Data are shown as median (interquartile range) or number (%)

Symptoms, radiological findings, and laboratory findings

The general symptoms experienced by the patients are presented in Table 2. Overall, 222 patients (97.8%) had ≥1 symptom. A fever (n=204, 89.8%) was the most prevalent symptom, followed by fatigue (n=146, 64.3%) and cough (n=139, 61.2%).

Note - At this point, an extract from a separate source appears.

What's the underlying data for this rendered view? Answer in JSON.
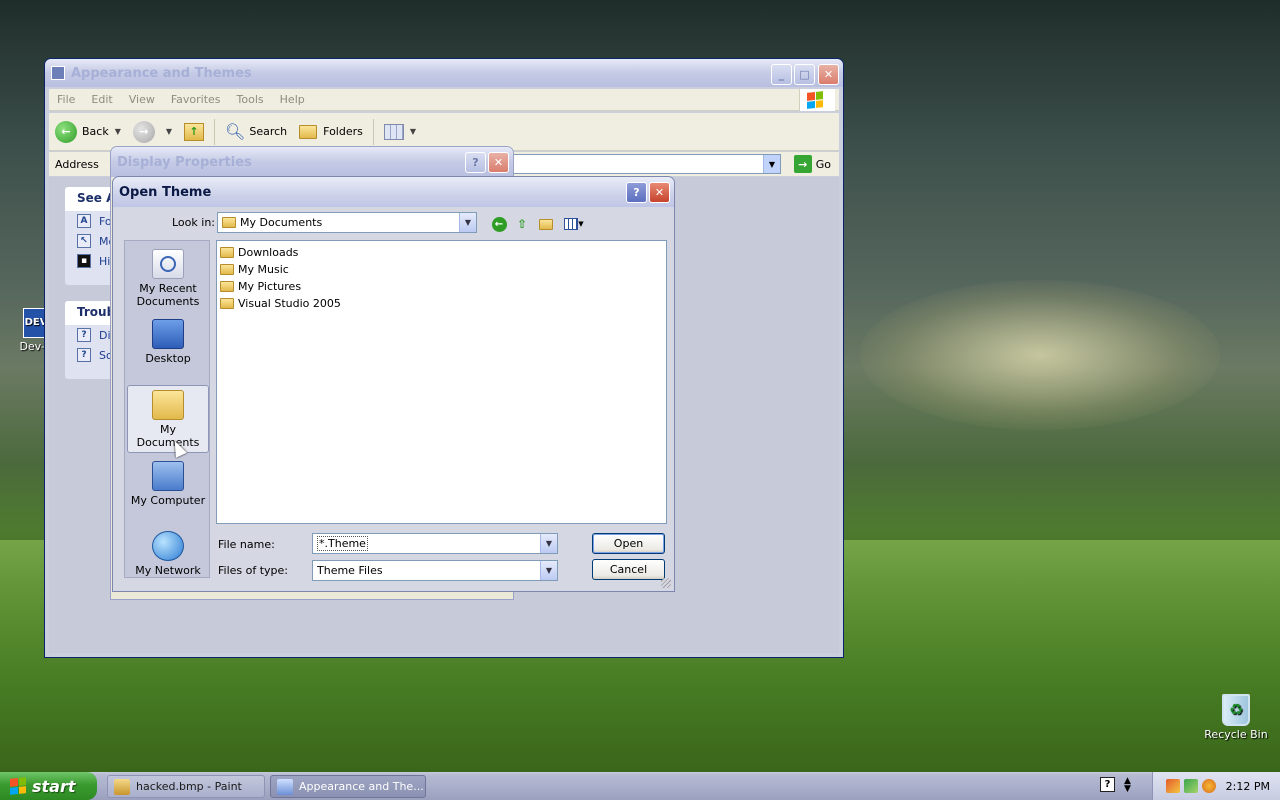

A diagnosis of pneumonia was confirmed using chest CT or radiography; in total, 160 patients (70.5%) with COVID-19 were identified as having pneumonia at admission or on the day of confirmation of COVID-19 with reverse transcription PCR. Ten patients did not undergo chest CT or radiography because of pregnancy, doctors' judgments, or personal unwillingness.

Table 2.

Clinical Signs and Symptoms of Patients with COVID-19.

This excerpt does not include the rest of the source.